Let $X$ be a measurable space and $P_1, \dotsc, P_K$ be probability measures on it. If $\mu$ is a reference $\sigma$-finite measure with respect to which all $P_k$ are absolutely continuous, this machine learning paper defines strict linear independence by the property that for every $\lambda \in \mathbb R^K\setminus \{0\}$ it holds that $$ \int\left| \sum_{k=1}^K \lambda_k \frac{\mathrm dP_k}{\mathrm d\mu} \right| \mathrm{d}\mu \neq 0, $$ which can be rewritten as $\left|\sum_k\lambda_k P_k\right|(X) \neq 0$ using standard rules of Radon-Nikodym differentiation.
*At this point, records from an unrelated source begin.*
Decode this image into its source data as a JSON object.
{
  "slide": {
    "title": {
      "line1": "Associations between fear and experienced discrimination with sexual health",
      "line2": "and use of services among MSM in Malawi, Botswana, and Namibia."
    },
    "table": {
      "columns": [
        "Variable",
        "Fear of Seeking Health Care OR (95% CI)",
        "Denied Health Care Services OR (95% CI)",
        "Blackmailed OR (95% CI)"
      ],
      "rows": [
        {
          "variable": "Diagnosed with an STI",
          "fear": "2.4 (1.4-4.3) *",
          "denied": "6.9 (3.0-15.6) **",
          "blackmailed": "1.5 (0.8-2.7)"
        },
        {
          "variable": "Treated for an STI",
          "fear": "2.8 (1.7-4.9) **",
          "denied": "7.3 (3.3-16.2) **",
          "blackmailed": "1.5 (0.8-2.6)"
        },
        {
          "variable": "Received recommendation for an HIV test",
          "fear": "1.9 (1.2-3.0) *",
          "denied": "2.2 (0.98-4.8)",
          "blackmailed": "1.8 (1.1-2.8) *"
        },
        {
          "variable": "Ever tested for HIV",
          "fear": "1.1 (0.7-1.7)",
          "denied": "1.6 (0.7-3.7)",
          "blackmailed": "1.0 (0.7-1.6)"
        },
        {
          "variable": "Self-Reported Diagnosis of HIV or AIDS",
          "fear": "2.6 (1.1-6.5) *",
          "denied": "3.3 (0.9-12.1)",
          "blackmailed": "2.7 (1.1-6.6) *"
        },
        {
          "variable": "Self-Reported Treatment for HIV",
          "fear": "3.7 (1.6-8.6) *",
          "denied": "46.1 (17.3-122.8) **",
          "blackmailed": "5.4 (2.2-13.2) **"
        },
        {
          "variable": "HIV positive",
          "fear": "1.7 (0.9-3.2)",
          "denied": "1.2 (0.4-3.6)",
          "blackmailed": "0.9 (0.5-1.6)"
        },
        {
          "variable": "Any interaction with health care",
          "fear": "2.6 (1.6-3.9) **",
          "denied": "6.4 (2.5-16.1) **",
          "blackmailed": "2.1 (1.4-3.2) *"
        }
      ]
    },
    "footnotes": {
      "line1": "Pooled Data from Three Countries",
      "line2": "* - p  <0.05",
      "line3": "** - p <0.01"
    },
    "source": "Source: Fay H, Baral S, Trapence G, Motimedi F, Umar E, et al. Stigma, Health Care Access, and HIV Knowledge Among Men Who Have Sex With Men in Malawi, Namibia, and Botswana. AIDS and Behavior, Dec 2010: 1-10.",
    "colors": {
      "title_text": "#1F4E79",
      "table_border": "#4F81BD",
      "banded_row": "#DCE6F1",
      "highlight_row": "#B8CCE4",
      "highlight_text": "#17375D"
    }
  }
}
Writing $Q = \sum_{k=1}^K \lambda_k P_k$ and using this result, this should be equivalent to the following:
Distributions $P_1, \dotsc, P_K$ are strictly linearly independent iff for each $\lambda\neq 0$ there exists a measurable set $A$ such that $\lambda_1 P_1(A) + \cdots + \lambda_K P_K(A) \neq 0.$
This looks like a pretty general definition and I'm sure it must have been defined and investigated by measure theorists or information geometers. At the same time, I can't find any reference on this topic. I wonder if you could recommend books or academic publications investigating this definition and its implications.